Making things with their own hands – the story of Lethbridge Wines


Located near the port city of Geelong in Victoria, Australia some 80 kilometres southwest of Melbourne is Lethbridge Wines, a small winery started 21 years ago by three people who make making things look easy.

At that time, Ray Nadeson, who had been researching and teaching neuroscience at Monash University, his medical chemistry researcher wife Maree Collis and cardiac physician friend Adrian Thomas – all 27 years old then – with all the brashness of youth felt they needed to go outdoors a lot more and decided the best way to do so was to buy a vineyard and make wine.

The only problem was, it occurred to them, that aside from enjoying the drinking of it they didn’t really know much else about wine, viticulture, or oenology. But that challenge only spurred them on – Nadeson and Collis would throw themselves into studying for a winemaking degree at Charles Sturt University even as they worked in their day jobs. At the same time they would go around looking for a place to establish a vineyard and winery.

They knew that the one most important thing was to find the right place to do it – it was critical, they decided, to experiment with winemaking in their own space. In particular, they wanted to make Pinot Noir, Chardonnay and cool climate Shiraz.

They would find it in Geelong, not too far away from Melbourne. “We spent three years – that’s quite a long time – looking for a place with the right soil and the right climate. Geelong fitted the climate spectra very well,” recalls Nadeson. But the best part, he shares, was the soil – it was limestone. Calcareous limestone, of course, is really important for Pinot Noir and Chardonnay, and it was rather rare in Australia to find a fortuitous combination of cool climate and limestone. “You can find warm or intermediate climate and limestone, but cool climate and limestone – that’s Geelong,” he adds.
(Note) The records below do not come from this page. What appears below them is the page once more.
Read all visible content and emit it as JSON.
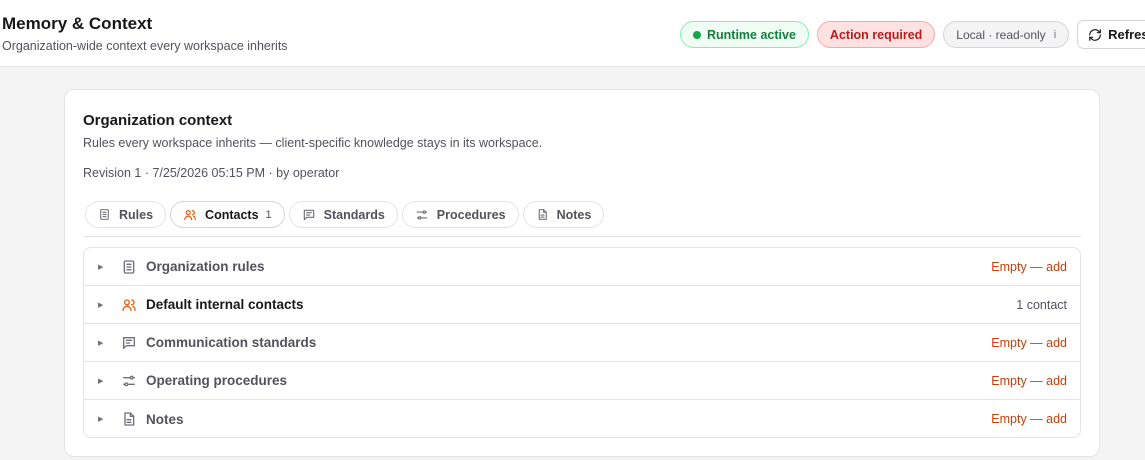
{
  "header": {
    "title": "Memory & Context",
    "subtitle": "Organization-wide context every workspace inherits",
    "runtime_status": "Runtime active",
    "action_status": "Action required",
    "mode": "Local · read-only",
    "mode_info": "i",
    "refresh_label": "Refresh"
  },
  "card": {
    "title": "Organization context",
    "description": "Rules every workspace inherits — client-specific knowledge stays in its workspace.",
    "revision": "Revision 1 · 7/25/2026 05:15 PM · by operator"
  },
  "tabs": [
    {
      "label": "Rules",
      "icon": "document-icon"
    },
    {
      "label": "Contacts",
      "icon": "users-icon",
      "count": "1",
      "active": true
    },
    {
      "label": "Standards",
      "icon": "message-icon"
    },
    {
      "label": "Procedures",
      "icon": "sliders-icon"
    },
    {
      "label": "Notes",
      "icon": "note-icon"
    }
  ],
  "sections": [
    {
      "label": "Organization rules",
      "icon": "document-icon",
      "status": "Empty — add"
    },
    {
      "label": "Default internal contacts",
      "icon": "users-icon",
      "status": "1 contact"
    },
    {
      "label": "Communication standards",
      "icon": "message-icon",
      "status": "Empty — add"
    },
    {
      "label": "Operating procedures",
      "icon": "sliders-icon",
      "status": "Empty — add"
    },
    {
      "label": "Notes",
      "icon": "note-icon",
      "status": "Empty — add"
    }
  ],
  "colors": {
    "accent_empty": "#c2410c",
    "contacts_icon": "#ea580c",
    "runtime_green": "#16a34a",
    "action_red": "#b91c1c"
  }
}
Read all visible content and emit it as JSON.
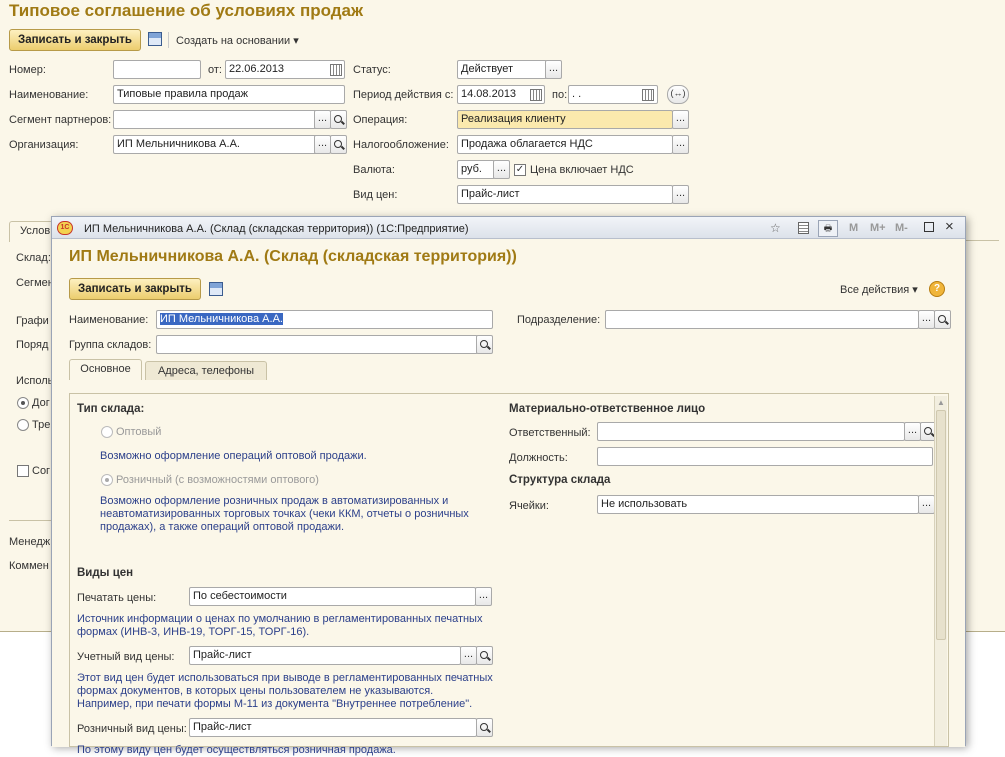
{
  "main": {
    "title": "Типовое соглашение об условиях продаж",
    "save_close": "Записать и закрыть",
    "create_based": "Создать на основании",
    "number_label": "Номер:",
    "number_value": "",
    "from_label": "от:",
    "date_value": "22.06.2013",
    "status_label": "Статус:",
    "status_value": "Действует",
    "name_label": "Наименование:",
    "name_value": "Типовые правила продаж",
    "period_label": "Период действия с:",
    "period_from": "14.08.2013",
    "period_to_label": "по:",
    "period_to": " .  .",
    "segment_label": "Сегмент партнеров:",
    "segment_value": "",
    "operation_label": "Операция:",
    "operation_value": "Реализация клиенту",
    "org_label": "Организация:",
    "org_value": "ИП Мельничникова А.А.",
    "tax_label": "Налогообложение:",
    "tax_value": "Продажа облагается НДС",
    "currency_label": "Валюта:",
    "currency_value": "руб.",
    "vat_check": "Цена включает НДС",
    "pricetype_label": "Вид цен:",
    "pricetype_value": "Прайс-лист",
    "hidden_tab": "Услов",
    "side_labels": [
      "Склад:",
      "Сегмен",
      "Графи",
      "Поряд",
      "Исполь",
      "Дог",
      "Тре",
      "Сог",
      "Менедж",
      "Коммен"
    ]
  },
  "dialog": {
    "window_title": "ИП Мельничникова А.А. (Склад (складская территория))  (1С:Предприятие)",
    "title": "ИП Мельничникова А.А. (Склад (складская территория))",
    "save_close": "Записать и закрыть",
    "all_actions": "Все действия",
    "help": "?",
    "name_label": "Наименование:",
    "name_value": "ИП Мельничникова А.А.",
    "division_label": "Подразделение:",
    "division_value": "",
    "group_label": "Группа складов:",
    "group_value": "",
    "tabs": [
      "Основное",
      "Адреса, телефоны"
    ],
    "warehouse_type_header": "Тип склада:",
    "wholesale_label": "Оптовый",
    "wholesale_hint": "Возможно оформление операций оптовой продажи.",
    "retail_label": "Розничный (с возможностями оптового)",
    "retail_hint": [
      "Возможно оформление розничных продаж в автоматизированных и",
      "неавтоматизированных торговых точках (чеки ККМ, отчеты о розничных",
      "продажах), а также операций оптовой продажи."
    ],
    "mol_header": "Материально-ответственное лицо",
    "responsible_label": "Ответственный:",
    "responsible_value": "",
    "position_label": "Должность:",
    "position_value": "",
    "structure_header": "Структура склада",
    "cells_label": "Ячейки:",
    "cells_value": "Не использовать",
    "price_types_header": "Виды цен",
    "print_prices_label": "Печатать цены:",
    "print_prices_value": "По себестоимости",
    "print_prices_hint": [
      "Источник информации о ценах по умолчанию в регламентированных печатных",
      "формах (ИНВ-3, ИНВ-19, ТОРГ-15, ТОРГ-16)."
    ],
    "account_price_label": "Учетный вид цены:",
    "account_price_value": "Прайс-лист",
    "account_price_hint": [
      "Этот вид цен будет использоваться при выводе в регламентированных печатных",
      "формах документов, в которых цены пользователем не указываются.",
      "Например, при печати формы М-11 из документа \"Внутреннее потребление\"."
    ],
    "retail_price_label": "Розничный вид цены:",
    "retail_price_value": "Прайс-лист",
    "retail_price_hint": "По этому виду цен будет осуществляться розничная продажа.",
    "header_buttons": [
      "M",
      "M+",
      "M-"
    ]
  }
}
Confirmation that they’ve found the right place came in the form of old winemaking equipment the Lethbridge founders discovered in an old abandoned shed on the property – turns out they came from way back in 1874 when there was a vineyard there originally planted by Swiss immigrants.

They got down to work and replanted the vineyard. But unlike many other winemakers, the Lethbridge founders got personally stuck in. In fact Nadeson literally built the winery with his own hands from ground up in just three weeks during a holiday.

“We didn’t want to just employ people to do all the work. You’ll find all these rich people who buy over a vineyard and get others to work on it,” Nadeson tells. “That’s not us. Every single thing in our vineyard – we built. We designed the buildings and then built them with my own hands, put all of the vines in, did all the mucky, dirty work – that’s what we enjoy doing,” he says.

Even the house on the property in which they lived Nadeson built himself. “We have long service leave – for every ten years on the job we were given three months off – so I used that long service leave to built the house we were living in,” he shares.

“At one point of time we had three kids with one more on the way, full time jobs, were studying winemaking and had the vineyard,” Nadeson recalls. “It was a very busy time. I still don’t know how we did it!”


“It’s my blood, my sweat, and not what I paid someone else to shed for me.” – Ray Nadeson, owner and winemaker of Lethbridge Wines.


As you can expect, it’s so hands-on at Lethbridge Wines right at the start they went with organic and biodynamic farming, even if they’re not officially accredited as such. “The reason why we do it is not because it made for “healthier wine”; I just didn’t want to poison myself with chemicals,” Nadeson laughs.

But the advantage of building everything themselves, and using their own incomes to fund the winery, was that they didn’t need a loan in order to start Lethbridge Wines. “And we don’t have to worry too much about selling wine because we don’t have any loans to pay off,” he says. “It frees me up to do whatever hell I want.” When you’re that free, he explains, you tend to make what you like that invariably becomes the things people want and appreciate.

These days though, things are a lot more relaxed. Nadeson now focuses most of his time on the vineyard and winemaking – making the likes of his Lethbridge wines and can find time to pursue his mountaineering hobby. He’s also consulting on several winery projects.

He’s not too bothered about expansion. “We’ve now hit a ceiling with 7,000 cases, which will go up and down depending on the season,” he says. “The difficulty is that with some businesses is with growth – there can be a lot of headache just to squeeze out a little bit extra. It might be worth it if that’s what you like to do and are driven by growth in business, but I’m not so we don’t call our distributors and start yelling at them to sell more,” he laughs.

“I’m driven about living life.”

Instead he keeps himself amused by doing different things in his winemaking. “We make a lot of Italian wines as well such as Negroamaro and Nero D’Avola. This year we’re making Schioppettino,” he says. “It gives variety to life.”

As though someone who at one point in their lives who have juggled four kids, holding a full-time job, studies and building a winery, needed any more variety.


Lethbridge Wines are distributed in Singapore by Vinicole Asia. Their wines – the Pinot Noir, Mietta Pinot Noir, Chardonnay, Allegra Chardonnay, Shiraz, Indra Shiraz, and Hugo George Sangiovese – are also available for retail at 1855 The Bottle Shop.